Online statistical inference in streaming data: renewability, dependence, and dynamics
Lan Luo, PhD
Assistant Professor, Department of Statistics and Actuarial Science
College of Liberal Arts and Science
University of Iowa
New data collection and storage technologies have given rise to a new field of streaming data analytics, including real‐time statistical methodology for online data analyses. Streaming data refers to high‐throughput recordings with large volumes of observations gathered sequentially and perpetually over time.
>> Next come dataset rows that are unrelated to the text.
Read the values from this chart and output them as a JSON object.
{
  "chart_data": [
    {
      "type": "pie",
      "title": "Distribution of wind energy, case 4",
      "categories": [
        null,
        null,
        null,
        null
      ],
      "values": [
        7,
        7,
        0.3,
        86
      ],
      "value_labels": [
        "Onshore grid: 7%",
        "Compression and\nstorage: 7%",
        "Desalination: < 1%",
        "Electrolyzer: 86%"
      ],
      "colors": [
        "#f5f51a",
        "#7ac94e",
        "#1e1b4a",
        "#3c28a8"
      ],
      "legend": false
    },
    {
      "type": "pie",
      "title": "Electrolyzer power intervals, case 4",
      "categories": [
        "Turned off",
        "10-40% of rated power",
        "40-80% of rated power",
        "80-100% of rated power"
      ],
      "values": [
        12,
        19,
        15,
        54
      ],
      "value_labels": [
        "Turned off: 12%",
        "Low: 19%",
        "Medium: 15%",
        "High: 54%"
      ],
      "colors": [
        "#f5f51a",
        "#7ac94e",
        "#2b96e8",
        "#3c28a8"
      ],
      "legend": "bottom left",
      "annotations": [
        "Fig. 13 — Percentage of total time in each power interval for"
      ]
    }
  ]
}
Such data collection scheme is pervasive not only in biomedical sciences such as mobile health, but also in other fields such as IT, finance, services, and operations. Despite a large amount of work in the field of online learning, most of them are established under strong independent and identical data distribution, and very few target statistical inference. This talk will center around three key components in streaming data analyses: (i) renewable updating, (ii) cross‐batch dependency, and (iii) time‐varying effects. I will first introduce how to conduct a renewable updating procedure, in the case of independent data batches, with a particular aim of achieving similar statistical properties to the offline oracle methods but enjoying great computational efficiency. Then I will discuss how we handle the dependency structure that spans across a sequence of data batches to maintain statistical efficiency in the process of renewable updating. Lastly, a dynamic weighting scheme will be integrated into the online inference framework to account for time‐varying effects. I will provide both conceptual understanding and theoretical guarantees of the proposed method, and illustrate its performance via numerical examples.